ARCHIVED - Still no consensus reached on relaxing facemask wearing law in Spain
Cautious regional governments advocate waiting for further Covid improvements: the matter will be discussed again next week
In many parts of Spain impatience is growing as the temperatures warm up and people become anxious to see a relaxation in the anti-pandemic rules concerning the obligatory wearing of facemasks in public places, but the latest meeting of the inter-territorial public health committee, in which all 17 regional governments are represented, resulted in no concrete target date being set.
Prime Minister Pedro Sánchez has indicated that the removal of facemasks in public will become possible “soon” as the Covid pandemic eases, but at Wednesday’s meeting the regions of Spain were almost evenly divided over the issue, agreeing only to raise the matter again next week.
On the one hand, Catalunya, the Comunidad Valenciana, Murcia, Castilla-La Mancha, Galicia, Madrid, Aragón and the Balearics are all in favor of relaxing the rules at the end of June or in the first week of July, although Juan José Pedreño, the Murcia Health minister, recognizes that the change would have to be universal throughout Spain.
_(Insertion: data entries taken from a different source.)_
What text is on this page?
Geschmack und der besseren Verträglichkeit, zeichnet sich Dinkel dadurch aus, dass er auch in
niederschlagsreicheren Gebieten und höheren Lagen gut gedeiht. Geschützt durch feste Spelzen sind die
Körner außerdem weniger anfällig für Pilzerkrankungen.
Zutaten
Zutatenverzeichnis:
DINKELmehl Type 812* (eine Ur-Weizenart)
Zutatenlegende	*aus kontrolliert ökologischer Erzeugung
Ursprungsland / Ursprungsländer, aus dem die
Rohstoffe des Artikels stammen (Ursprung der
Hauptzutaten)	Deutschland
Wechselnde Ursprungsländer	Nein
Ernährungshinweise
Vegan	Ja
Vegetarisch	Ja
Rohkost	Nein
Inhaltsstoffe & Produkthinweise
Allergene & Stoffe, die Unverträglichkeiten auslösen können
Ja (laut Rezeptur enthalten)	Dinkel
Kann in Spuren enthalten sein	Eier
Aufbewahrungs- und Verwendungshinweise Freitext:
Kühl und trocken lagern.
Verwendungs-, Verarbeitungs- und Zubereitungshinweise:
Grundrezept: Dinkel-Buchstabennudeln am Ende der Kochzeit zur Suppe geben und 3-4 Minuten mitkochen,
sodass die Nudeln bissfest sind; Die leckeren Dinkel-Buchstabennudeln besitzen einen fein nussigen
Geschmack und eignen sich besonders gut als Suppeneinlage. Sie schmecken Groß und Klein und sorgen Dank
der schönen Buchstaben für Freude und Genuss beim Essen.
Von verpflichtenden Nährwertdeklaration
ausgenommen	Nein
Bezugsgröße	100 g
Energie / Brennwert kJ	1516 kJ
Opposed to this view, though, are the Basque Country, Navarra, Extremadura, Castilla y León, Andalucía and Cantabria, where the feeling is that to relax the rules now would be premature, and that a little more patience is required until either 50 per cent of the population are fully vaccinated against coronavirus or the national 14-day incidence rate drops below 50 cases per 100,000 inhabitants.